A motorized toothbrush with soft bristles can extract solidified calcium deposits to clean teeth and boost healthy gums. Timely replacement of a worn-out toothbrush also keeps teeth in great shape.
An alcohol-free mouthwash with fluoride helps with calcium build up. A 30-second swish twice each day is beneficial as part of a tooth-cleaning routine.
A water pick can help to remove calcium deposits plaque and tartar from teeth.
Use a mirror, to spot areas that need cleaning.
Direct the water pick to work on those areas flushing out tartar, spit and rinse.
These tablets are convenient in highlighting areas that we tend to miss when brushing. The colors react with stains to point out the areas in blue or red.
Pop a tablet into the mouth after brushing; rinse it around for 2 minutes to spot areas that have been missed. Re-do those areas.
Foods to avoid
In addition to dental care routines, certain foods should be cut out off the menu that contribute to tartar and calcium deposits.
Sugar and sticky foods and those that contain additives add to bad bacteria.

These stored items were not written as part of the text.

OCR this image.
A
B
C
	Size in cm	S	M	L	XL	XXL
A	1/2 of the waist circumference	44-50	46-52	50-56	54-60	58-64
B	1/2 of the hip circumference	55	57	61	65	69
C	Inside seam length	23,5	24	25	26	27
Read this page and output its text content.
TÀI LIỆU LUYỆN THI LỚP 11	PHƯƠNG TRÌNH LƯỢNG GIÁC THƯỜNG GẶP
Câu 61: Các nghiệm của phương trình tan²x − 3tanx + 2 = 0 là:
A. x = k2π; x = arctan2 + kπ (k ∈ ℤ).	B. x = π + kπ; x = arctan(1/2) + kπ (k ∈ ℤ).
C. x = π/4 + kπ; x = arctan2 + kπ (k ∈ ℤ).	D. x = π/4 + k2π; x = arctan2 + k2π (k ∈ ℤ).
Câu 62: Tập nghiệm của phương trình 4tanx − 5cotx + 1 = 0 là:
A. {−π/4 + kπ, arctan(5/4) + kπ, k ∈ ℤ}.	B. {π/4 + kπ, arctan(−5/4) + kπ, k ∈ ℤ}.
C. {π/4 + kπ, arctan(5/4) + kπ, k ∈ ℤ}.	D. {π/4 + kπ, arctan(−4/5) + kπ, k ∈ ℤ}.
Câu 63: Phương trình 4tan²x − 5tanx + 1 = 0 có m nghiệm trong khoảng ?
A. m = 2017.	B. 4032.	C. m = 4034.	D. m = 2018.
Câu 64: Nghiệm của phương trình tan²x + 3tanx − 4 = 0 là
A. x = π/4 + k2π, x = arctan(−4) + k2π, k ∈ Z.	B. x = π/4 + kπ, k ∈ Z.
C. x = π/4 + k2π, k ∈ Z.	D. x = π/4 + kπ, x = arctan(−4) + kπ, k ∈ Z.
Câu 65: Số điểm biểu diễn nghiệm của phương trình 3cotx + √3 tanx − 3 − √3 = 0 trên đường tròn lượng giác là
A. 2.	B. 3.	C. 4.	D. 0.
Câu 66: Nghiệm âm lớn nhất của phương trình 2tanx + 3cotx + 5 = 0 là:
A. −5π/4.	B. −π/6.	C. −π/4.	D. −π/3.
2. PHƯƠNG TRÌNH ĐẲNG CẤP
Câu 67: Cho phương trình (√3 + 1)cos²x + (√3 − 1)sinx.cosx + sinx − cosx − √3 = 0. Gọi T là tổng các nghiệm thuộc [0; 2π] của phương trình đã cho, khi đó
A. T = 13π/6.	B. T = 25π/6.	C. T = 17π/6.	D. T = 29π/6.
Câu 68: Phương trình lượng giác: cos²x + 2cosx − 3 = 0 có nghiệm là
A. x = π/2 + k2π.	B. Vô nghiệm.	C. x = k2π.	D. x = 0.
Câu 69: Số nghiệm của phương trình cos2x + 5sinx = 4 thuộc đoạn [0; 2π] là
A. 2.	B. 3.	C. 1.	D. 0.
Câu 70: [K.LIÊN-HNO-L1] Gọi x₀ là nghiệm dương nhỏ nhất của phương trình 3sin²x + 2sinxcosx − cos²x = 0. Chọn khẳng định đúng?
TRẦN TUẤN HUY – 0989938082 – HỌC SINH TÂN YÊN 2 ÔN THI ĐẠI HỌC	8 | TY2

Foods that contain phytic acids, such as grains, nuts, and legumes increases calcium deposits, thus negatively affecting gums and underlying bone structure.
Foods to consume
Certain foods can both prevent and reverse problems caused by calcium deposits, plaque and tartar and promote healthy teeth.
Consume a liter of water every day to flush out toxins. Foods that are crunchy and have high water content produce more saliva to stop the formation of bacteria.
Their grainy consistency can clean teeth surfaces, removing plaque and food particles and Evidence suggests that probiotics like yogurt help decrease plaque and promote healthy gums.
Fermented and sprouted beans and grains are also more advisable to consume. Studies have shown that fatty fish high in omegas lower inflammation vital to dental health.
Adding the superfood turmeric that contains curcumin, known for its antioxidant and anti-inflammatory actions is beneficial to dental health.
Turmeric stops bacteria that contribute to the growth of calculus and prevents gum disease. Including herbs in remedial measures such as thyme, myrrh and neem are great for healthy gums and teeth.
Evidence has shown that foods that contain polyphenols may slow the growth of microbes leading to plaque and tartar; prevent gum disease, cavities, and bad breath.
Sources of polyphenols include black and green tea, various berries, cloves, cocoa etc.
Calcium deposits are thus caused by a mix of internal factors precipitated by external factors and neglect.
It can be revered at the dentist with minimally invasive procedures depending on the severity of the situation.
If it hasn’t affected the gums, efforts home remedies can prove effective. These remedies often deem effective with user – discretion adapted to personal needs and preferences.
Regular dental care, however, is the answer to avoid calcium deposits and even decrease the frequency of dental visits.